Did we mention that even as he was earning his bachelor’s degree, he was already a free agent playing the season with the Baltimore Orioles and then traveling back to Trinity to attend classes?
“I started at Trinity in the early 60s. I’d play for the Orioles during season and then go to school to earn my degree in home building.”
“I knew I couldn’t get a degree in home building because there were certain courses I couldn’t take with my schedule. I actually had 140 hours when Peter Terwey Jr. department of mathematics, told me I could get my BS in Math with just 25 more hours, so I signed up for Chinese trigonometry and calculus,” Davey remarks, casually.
Post graduation, he hit the diamond full time, continuing on with the Orioles until he was traded to the Braves 10 years later. From there, it was onto the Phillies and the Cubs until he hung up his cleats in 1978 and embarked on a long colorful career as a team manager.
“Well, it was a good life.

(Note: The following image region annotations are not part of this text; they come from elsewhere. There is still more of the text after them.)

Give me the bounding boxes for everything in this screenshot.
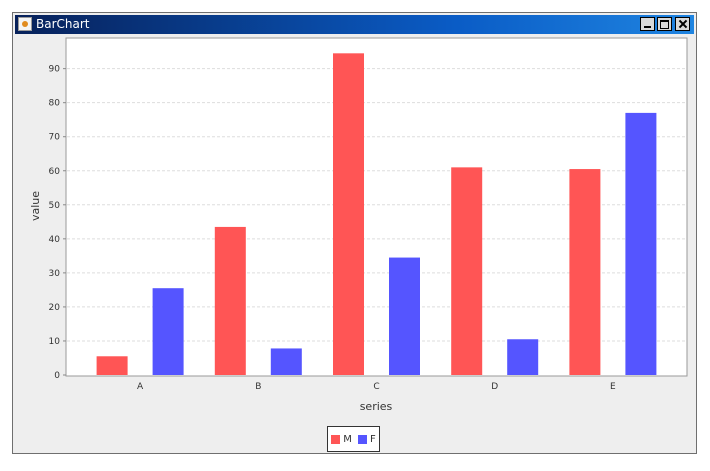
- bar-m-a: [96, 356, 128, 375]
- x-tick-label: D: [491, 382, 498, 392]
- y-tick-label: 10: [49, 337, 61, 347]
- bar-f-d: [507, 339, 539, 375]
- x-tick-label: A: [137, 382, 144, 392]
- y-tick-label: 60: [49, 167, 61, 177]
- legend-label-f: F: [369, 433, 376, 445]
- x-tick-label: B: [255, 382, 261, 392]
- bar-f-b: [270, 348, 302, 375]
- y-tick-label: 80: [49, 99, 61, 109]
- y-tick-label: 20: [49, 303, 61, 313]
- x-tick-label: C: [373, 382, 379, 392]
- y-tick-label: 90: [49, 65, 61, 75]
- legend: M F: [327, 426, 380, 452]
- y-axis: 0 10 20 30 40 50 60 70 80 90: [49, 65, 66, 381]
- window-title: BarChart: [36, 17, 90, 31]
- title-bar[interactable]: BarChart: [15, 15, 694, 34]
- x-tick-label: E: [610, 382, 616, 392]
- y-axis-label: value: [29, 191, 42, 221]
- y-tick-label: 30: [49, 269, 61, 279]
- maximize-button[interactable]: [657, 17, 672, 31]
- legend-item-m: M: [331, 434, 352, 445]
- y-tick-label: 40: [49, 235, 61, 245]
- bar-f-e: [625, 112, 657, 375]
- legend-swatch-m: [331, 434, 341, 444]
- bars: [96, 53, 657, 376]
- bar-m-d: [451, 167, 483, 375]
- legend-label-m: M: [343, 433, 352, 445]
- bar-f-a: [152, 288, 184, 375]
- y-tick-label: 50: [49, 201, 61, 211]
- java-app-icon[interactable]: [18, 17, 32, 31]
- y-tick-label: 0: [54, 371, 60, 381]
- x-axis-label: series: [360, 400, 393, 413]
- bar-f-c: [389, 257, 420, 375]
- close-button[interactable]: [675, 17, 690, 31]
- x-axis: A B C D E: [137, 382, 616, 392]
- bar-m-b: [214, 226, 246, 375]
- y-tick-label: 70: [49, 133, 61, 143]
- legend-item-f: F: [357, 433, 376, 445]
- legend-swatch-f: [357, 434, 367, 444]
- bar-m-c: [333, 53, 364, 376]
- minimize-button[interactable]: [640, 17, 655, 31]
- bar-m-e: [569, 169, 601, 375]
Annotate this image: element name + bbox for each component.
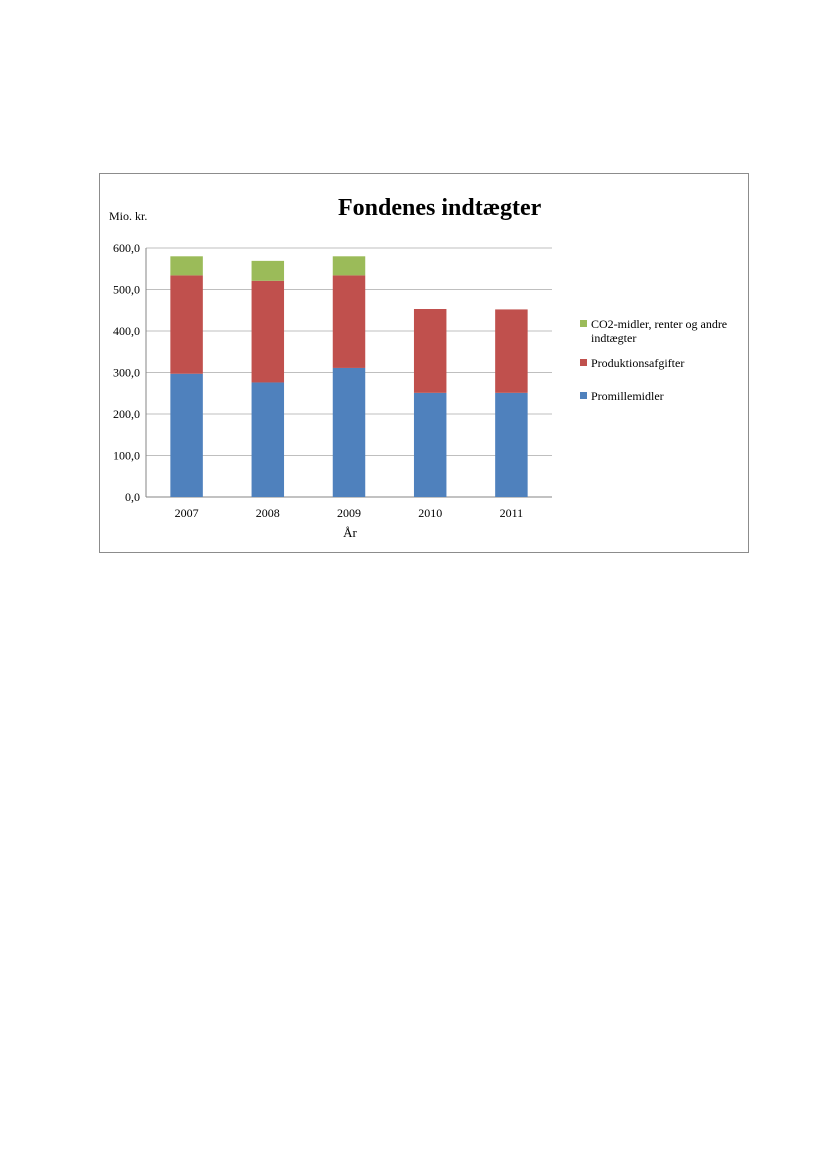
bar-segment	[251, 382, 285, 497]
bar-segment	[332, 275, 366, 368]
bar-segment	[170, 275, 203, 374]
y-tick-label: 500,0	[113, 283, 140, 297]
legend-swatch	[580, 392, 587, 399]
bar-segment	[332, 367, 366, 497]
legend-label: Promillemidler	[591, 389, 664, 403]
y-tick-label: 100,0	[113, 449, 140, 463]
y-axis-label: Mio. kr.	[109, 209, 147, 223]
legend-item: CO2-midler, renter og andre indtægter	[580, 317, 745, 345]
bar-segment	[170, 373, 203, 497]
legend: CO2-midler, renter og andre indtægter Pro…	[580, 317, 745, 414]
bar-segment	[413, 309, 447, 393]
x-tick-label: 2011	[500, 506, 524, 520]
bar-segment	[413, 392, 447, 497]
bar-segment	[495, 392, 528, 497]
bar-segment	[251, 280, 285, 383]
x-axis-label: År	[343, 525, 357, 540]
bar-segment	[332, 256, 366, 276]
bar-segment	[251, 260, 285, 281]
x-tick-label: 2008	[256, 506, 280, 520]
legend-swatch	[580, 320, 587, 327]
x-tick-label: 2007	[175, 506, 199, 520]
y-tick-label: 600,0	[113, 241, 140, 255]
chart-container: Fondenes indtægter Mio. kr. År 0,0 100,0 2…	[99, 173, 749, 553]
bar-segment	[170, 256, 203, 276]
y-tick-label: 300,0	[113, 366, 140, 380]
bar-segment	[495, 309, 528, 393]
chart-title: Fondenes indtægter	[338, 195, 542, 221]
y-tick-label: 0,0	[125, 490, 140, 504]
x-tick-label: 2009	[337, 506, 361, 520]
y-tick-label: 400,0	[113, 324, 140, 338]
y-tick-label: 200,0	[113, 407, 140, 421]
legend-item: Promillemidler	[580, 389, 745, 403]
stacked-bar-chart: Fondenes indtægter Mio. kr. År 0,0 100,0 2…	[109, 195, 552, 540]
legend-label: CO2-midler, renter og andre indtægter	[591, 317, 728, 345]
legend-swatch	[580, 359, 587, 366]
legend-label: Produktionsafgifter	[591, 356, 685, 370]
axis-ticks: 0,0 100,0 200,0 300,0 400,0 500,0 600,0 2007 200…	[113, 241, 523, 520]
legend-item: Produktionsafgifter	[580, 356, 745, 370]
bars	[170, 256, 528, 497]
x-tick-label: 2010	[418, 506, 442, 520]
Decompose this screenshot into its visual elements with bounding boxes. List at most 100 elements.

I played in four World Series and won two with the Orioles and one with the Mets,” says Davey.
Hitting homers came easily to Davey who grew up the child of an Army officer, playing on Little League teams at every one of his dad’s duty stations. He wanted to stay behind with his Clearwater, Fla., Little League team when he was 12 and his dad was transferred to yet another base, but his parents, who weren’t particularly encouraging about his love of the game, told him, “No.’’ The whole military thing really stuck with him, though. When asked what he thought about before all those baseball games during the playing of the national anthem, Davey proudly states, “I’m an Army brat. I always thought and continue to think about the people who fight for our freedom.”
When his dad was transferred to Ft. Sam Houston, Davey played for Alamo Heights High School and accepted a basketball scholarship to A&M before settling in at Trinity. Many of his baseball friends on campus were guys he knew from Heights days.
“Miles Cortez ’64 and I were seniors at Heights. He was actually on the Trinity tennis team with Chuck McKinley ’63. I still vacation with Miles.”
While in the majors, Davey married and became a dad of four children. Fifteen years ago, he married for the second time to his current wife, Susan. The couple has six kids between them, one of whom is deaf and blind. That motivated Davey to serve as the spokesperson for the Helen Keller National Center. He and his wife, who owns a women’s boutique in Winter Park, Fla., raise $1 million a year for that organization, and have their own non-profit called Foundation for Success which raises money for bright young girls to attend college.
Even during semi-retirement, though, Davey keeps one hand in the game, coaching the Deland Suns in the Florida Collegiate Summer League.
“It keeps you young,” says Davey. “I learn a lot of new things.”
But mostly, this self-described “competitive guy,’’ is settling into his current life, which he describes as much more “laid back and content.’’ This time, his major pastime is reeling in the big one.
“I’ve made a lot of money, but there’s more to life than fame or fortune. Any fish you catch is a great catch.”